In this condition of the authorities I am unable to say that Clause 16 affects the warranty, and I do not think it is necessary to decide the point for the purposes of the decision here.

It is perfectly clear, however, that the breakdown, in the present case, falls squarely within the language of Clause 15, and would ordinarily be dealt with under that clause. It was purely a minor breakdown which, including the time spent in putting back to Siggrunn, occasioned a total time loss of less than two days and a half. For this time loss the respondent is concededly entitled to be relieved from the payment of hire. It also has a right of action for any special damages it may have sustained as a result of the breach of warranty. Federal Forwarding Co. v. Lanasa, supra.

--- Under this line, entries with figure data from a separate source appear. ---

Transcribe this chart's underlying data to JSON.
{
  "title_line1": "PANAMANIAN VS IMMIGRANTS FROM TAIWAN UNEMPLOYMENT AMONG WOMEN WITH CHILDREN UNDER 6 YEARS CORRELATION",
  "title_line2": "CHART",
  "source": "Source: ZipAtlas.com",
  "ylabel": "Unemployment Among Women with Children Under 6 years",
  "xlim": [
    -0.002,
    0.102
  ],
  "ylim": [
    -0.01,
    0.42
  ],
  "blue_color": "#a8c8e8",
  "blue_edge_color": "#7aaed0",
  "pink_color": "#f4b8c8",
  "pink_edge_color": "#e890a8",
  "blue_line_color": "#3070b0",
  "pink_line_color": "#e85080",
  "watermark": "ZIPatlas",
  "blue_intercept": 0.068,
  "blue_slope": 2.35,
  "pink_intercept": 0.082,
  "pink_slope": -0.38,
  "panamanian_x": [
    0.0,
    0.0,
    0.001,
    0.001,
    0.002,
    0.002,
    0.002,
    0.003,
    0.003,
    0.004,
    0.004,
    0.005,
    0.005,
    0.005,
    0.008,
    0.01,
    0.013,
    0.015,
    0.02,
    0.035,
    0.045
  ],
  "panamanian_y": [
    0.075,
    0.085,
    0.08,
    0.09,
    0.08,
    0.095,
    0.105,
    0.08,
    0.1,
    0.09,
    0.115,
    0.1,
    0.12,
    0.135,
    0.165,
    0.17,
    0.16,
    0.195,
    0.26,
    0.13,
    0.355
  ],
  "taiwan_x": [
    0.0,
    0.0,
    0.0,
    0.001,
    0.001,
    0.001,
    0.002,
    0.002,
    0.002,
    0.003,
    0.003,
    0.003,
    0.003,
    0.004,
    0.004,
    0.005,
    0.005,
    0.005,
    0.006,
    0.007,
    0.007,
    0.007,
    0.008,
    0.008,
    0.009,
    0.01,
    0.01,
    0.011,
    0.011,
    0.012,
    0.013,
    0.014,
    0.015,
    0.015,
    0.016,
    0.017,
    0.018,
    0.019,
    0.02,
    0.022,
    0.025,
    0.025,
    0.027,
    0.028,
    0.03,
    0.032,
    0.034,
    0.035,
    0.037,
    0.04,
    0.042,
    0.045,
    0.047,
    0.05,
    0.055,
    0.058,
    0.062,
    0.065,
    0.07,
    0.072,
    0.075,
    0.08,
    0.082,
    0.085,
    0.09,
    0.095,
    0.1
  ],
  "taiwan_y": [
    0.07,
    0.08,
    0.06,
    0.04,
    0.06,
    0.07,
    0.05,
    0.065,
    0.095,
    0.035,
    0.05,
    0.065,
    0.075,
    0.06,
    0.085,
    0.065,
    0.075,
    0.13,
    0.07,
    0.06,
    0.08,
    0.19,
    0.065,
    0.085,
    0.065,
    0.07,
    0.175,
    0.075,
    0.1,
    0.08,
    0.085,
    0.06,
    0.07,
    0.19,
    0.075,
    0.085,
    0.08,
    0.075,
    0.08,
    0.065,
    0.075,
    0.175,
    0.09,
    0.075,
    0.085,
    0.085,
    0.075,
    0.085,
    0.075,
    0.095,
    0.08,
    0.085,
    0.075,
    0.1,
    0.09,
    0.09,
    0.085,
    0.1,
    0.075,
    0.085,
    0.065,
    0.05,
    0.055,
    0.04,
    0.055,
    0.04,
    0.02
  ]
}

Beyond that it should not be permitted to go.

In Scrutton on Charterparties, 14th Ed. p. 99, it is stated in connection with a discussion of the implied undertakings by a ship-owner or carrier as follows: "Such breaches of these undertakings as defeat the commercial purpose of the voyage will justify the hirer of the ship or the owner of the goods carried in repudiating the contract to carry. Such breaches as do not defeat the commercial purpose of the voyage will give rise to an action for damages."

In the present case there is no suggestion that the breakdown in any way interfered with or frustrated the purposes of the charter, and there was no justification whatever for its repudiation by the respondent.

The case of The Toledo, supra, cited by the libelants and by the respondent, supports the position of the libelants. In that case the vessel was time-chartered for "one trans-Atlantic trip". She was delivered at Philadelphia on November 15, 1938 and, after loading part cargo there and at Chester, proceeded to New York to complete loading. The vessel arrived at New York on December 21st, where it was discovered that there was a fracture of the No. 3 crankshaft web. It was found, both by the District Court and the Circuit Court of Appeals, that the fracture was due to a latent defect which rendered the vessel unseaworthy at the time of delivery. Upon the discovery of the fracture the charterer was immediately notified and stopped loading, and on the day following the charterer was advised that the repairs would require thirty days. On January 5, 1939, the charterer canceled the charter, having in the meantime discharged the cargo and sent it forward on other vessels. The suit was brought by the charterer for recovery in two capacites: (1) as time charterer, for breach of contract, and (2) as bailee and assignee of cargo, for damages sustained by the cargo owners. The claim of the charterer in the first capacity was allowed only "for unearned hire and unused bunkers as of the time of the breakdown", and the claim in the second capacity was denied entirely, for reasons not pertinent here. The case was one where the purposes of the charter were entirely frustrated, and the charterer was clearly justified in cancellation.

There may be a decree for the libelants, with costs, and the case will be sent to a Commissioner to assess the damages.